If you were already thinking of moving to OptiX 7 at some point, maybe this is a decent excuse to try it. If that’s not reasonable at the moment, we are expecting the fix for this issue to appear in drivers numbered 495 and higher, a couple of months from now. Apologies for the bump in the road, and thank you kindly for reporting it and sharing repro data. Let me know if you have any questions.


David.

1 Like

Thanks for confirming! Workaround performance is OK and I’ll continue using it for now then.

Sounds good. So one last tidbit, you are manually splitting your image into tiles, is that correct? Just in case this applies to you, one thing to be aware of is that correct tiling with the denoiser needs to have an overlap region between tiles, otherwise you might get seam artifacts at the tile edges.
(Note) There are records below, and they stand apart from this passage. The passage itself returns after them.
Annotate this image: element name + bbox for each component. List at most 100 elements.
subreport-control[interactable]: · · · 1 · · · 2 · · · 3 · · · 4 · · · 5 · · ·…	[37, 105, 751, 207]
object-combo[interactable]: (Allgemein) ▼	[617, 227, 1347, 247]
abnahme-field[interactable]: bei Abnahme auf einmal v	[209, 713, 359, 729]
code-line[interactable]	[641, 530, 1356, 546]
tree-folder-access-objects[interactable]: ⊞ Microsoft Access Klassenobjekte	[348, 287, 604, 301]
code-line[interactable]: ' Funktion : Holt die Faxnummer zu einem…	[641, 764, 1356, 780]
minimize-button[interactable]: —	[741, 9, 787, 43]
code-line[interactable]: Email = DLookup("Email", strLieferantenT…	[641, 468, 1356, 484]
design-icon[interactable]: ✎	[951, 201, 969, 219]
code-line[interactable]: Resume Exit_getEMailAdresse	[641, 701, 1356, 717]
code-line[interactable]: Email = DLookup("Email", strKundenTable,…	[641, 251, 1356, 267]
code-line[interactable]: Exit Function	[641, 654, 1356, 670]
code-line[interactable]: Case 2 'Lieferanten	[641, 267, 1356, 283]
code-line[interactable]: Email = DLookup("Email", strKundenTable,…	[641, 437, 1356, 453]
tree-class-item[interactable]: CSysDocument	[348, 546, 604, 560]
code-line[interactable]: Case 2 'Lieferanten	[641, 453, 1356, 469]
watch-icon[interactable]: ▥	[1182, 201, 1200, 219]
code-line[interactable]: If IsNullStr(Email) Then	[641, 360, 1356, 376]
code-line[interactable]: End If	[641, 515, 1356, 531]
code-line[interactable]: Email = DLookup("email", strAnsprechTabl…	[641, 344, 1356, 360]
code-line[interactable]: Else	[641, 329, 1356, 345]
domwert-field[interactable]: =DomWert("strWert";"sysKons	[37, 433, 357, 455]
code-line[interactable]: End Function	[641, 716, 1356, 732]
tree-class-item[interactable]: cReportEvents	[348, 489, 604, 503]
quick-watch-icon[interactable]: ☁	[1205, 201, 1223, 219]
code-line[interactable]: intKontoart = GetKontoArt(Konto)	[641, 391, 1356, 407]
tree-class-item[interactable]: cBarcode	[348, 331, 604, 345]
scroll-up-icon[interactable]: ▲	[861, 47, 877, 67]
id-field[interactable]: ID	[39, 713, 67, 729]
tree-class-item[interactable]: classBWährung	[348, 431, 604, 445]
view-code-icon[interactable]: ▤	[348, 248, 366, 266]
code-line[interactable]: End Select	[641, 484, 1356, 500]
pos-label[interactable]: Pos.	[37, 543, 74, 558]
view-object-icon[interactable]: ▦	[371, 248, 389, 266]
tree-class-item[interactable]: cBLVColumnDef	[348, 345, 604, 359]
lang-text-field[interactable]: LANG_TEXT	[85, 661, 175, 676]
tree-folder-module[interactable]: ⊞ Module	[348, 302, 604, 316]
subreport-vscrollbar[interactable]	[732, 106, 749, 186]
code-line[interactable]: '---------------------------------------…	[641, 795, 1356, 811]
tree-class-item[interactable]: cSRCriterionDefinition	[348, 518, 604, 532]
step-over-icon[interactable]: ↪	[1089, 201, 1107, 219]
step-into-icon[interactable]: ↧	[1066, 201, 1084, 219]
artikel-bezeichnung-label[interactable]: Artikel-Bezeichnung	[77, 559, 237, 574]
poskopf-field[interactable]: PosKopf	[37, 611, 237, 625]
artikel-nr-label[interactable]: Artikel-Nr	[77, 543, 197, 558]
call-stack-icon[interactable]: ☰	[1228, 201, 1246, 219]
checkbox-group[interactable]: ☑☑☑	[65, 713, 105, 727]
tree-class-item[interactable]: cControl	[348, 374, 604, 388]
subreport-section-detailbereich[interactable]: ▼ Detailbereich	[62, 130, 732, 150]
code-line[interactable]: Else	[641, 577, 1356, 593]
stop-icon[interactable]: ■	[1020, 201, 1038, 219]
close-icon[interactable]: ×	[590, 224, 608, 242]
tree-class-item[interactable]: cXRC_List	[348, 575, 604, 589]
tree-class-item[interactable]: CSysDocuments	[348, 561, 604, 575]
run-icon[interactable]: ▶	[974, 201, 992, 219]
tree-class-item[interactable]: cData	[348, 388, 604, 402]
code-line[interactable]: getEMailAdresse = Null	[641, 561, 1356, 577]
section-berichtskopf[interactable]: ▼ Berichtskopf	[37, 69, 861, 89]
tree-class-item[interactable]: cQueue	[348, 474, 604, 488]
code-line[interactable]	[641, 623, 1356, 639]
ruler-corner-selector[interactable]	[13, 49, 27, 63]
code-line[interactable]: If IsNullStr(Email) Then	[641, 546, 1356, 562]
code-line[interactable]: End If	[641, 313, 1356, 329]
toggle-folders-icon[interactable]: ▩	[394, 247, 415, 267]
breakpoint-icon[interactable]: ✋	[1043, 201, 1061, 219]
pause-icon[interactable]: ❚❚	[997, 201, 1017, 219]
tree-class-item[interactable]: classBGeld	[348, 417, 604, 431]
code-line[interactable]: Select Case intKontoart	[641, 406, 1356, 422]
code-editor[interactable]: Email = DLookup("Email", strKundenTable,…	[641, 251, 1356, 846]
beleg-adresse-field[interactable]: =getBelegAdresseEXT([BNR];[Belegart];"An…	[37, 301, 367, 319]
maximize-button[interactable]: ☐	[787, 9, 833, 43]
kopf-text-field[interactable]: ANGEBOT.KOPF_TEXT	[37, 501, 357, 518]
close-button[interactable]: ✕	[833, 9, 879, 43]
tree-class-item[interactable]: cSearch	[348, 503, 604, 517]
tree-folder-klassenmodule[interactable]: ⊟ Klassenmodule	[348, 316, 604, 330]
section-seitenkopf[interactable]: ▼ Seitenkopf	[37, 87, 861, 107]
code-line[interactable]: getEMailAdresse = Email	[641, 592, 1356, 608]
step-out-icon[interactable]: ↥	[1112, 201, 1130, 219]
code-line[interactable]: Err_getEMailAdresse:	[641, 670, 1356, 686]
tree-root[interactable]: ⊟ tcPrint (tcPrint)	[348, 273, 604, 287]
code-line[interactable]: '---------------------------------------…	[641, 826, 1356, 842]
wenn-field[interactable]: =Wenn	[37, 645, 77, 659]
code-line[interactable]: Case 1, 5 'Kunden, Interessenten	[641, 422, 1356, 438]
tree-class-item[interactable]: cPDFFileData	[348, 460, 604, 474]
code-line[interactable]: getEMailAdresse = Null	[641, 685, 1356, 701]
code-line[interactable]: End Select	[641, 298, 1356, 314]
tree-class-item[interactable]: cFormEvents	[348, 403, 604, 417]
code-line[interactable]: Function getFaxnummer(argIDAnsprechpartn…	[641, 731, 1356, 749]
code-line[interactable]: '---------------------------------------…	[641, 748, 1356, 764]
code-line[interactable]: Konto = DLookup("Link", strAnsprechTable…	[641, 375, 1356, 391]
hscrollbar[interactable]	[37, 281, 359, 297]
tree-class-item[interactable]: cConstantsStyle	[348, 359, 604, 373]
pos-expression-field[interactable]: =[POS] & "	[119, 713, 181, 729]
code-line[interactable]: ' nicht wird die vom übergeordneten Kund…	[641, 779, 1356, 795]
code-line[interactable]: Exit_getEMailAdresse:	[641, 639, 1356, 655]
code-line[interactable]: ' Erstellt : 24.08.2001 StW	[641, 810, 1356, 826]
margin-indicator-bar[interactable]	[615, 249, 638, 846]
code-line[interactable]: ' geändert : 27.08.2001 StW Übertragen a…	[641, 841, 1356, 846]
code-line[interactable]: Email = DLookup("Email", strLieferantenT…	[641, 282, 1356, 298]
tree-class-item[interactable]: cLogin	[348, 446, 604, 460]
Currently the overlap region is 64 pixels, but the OptiX 7 API has explicit calls to determine the overlap size should it change in the future, and the OptiX 6 internal tiling handles this overlap region for you.

If your tiles are just separate light maps whose borders are also the tile edges, then you don’t really need to worry about any overlap regions. But if your tile seam goes through the middle of one or more of your light maps or other inputs to the denoiser, then we recommend incorporating the overlap regions into your image splitting & re-merging code.


David.

1 Like

@Mr_F, an update - the denoiser team should have the fix for this in the next driver release, expected some time next week.


David.

1 Like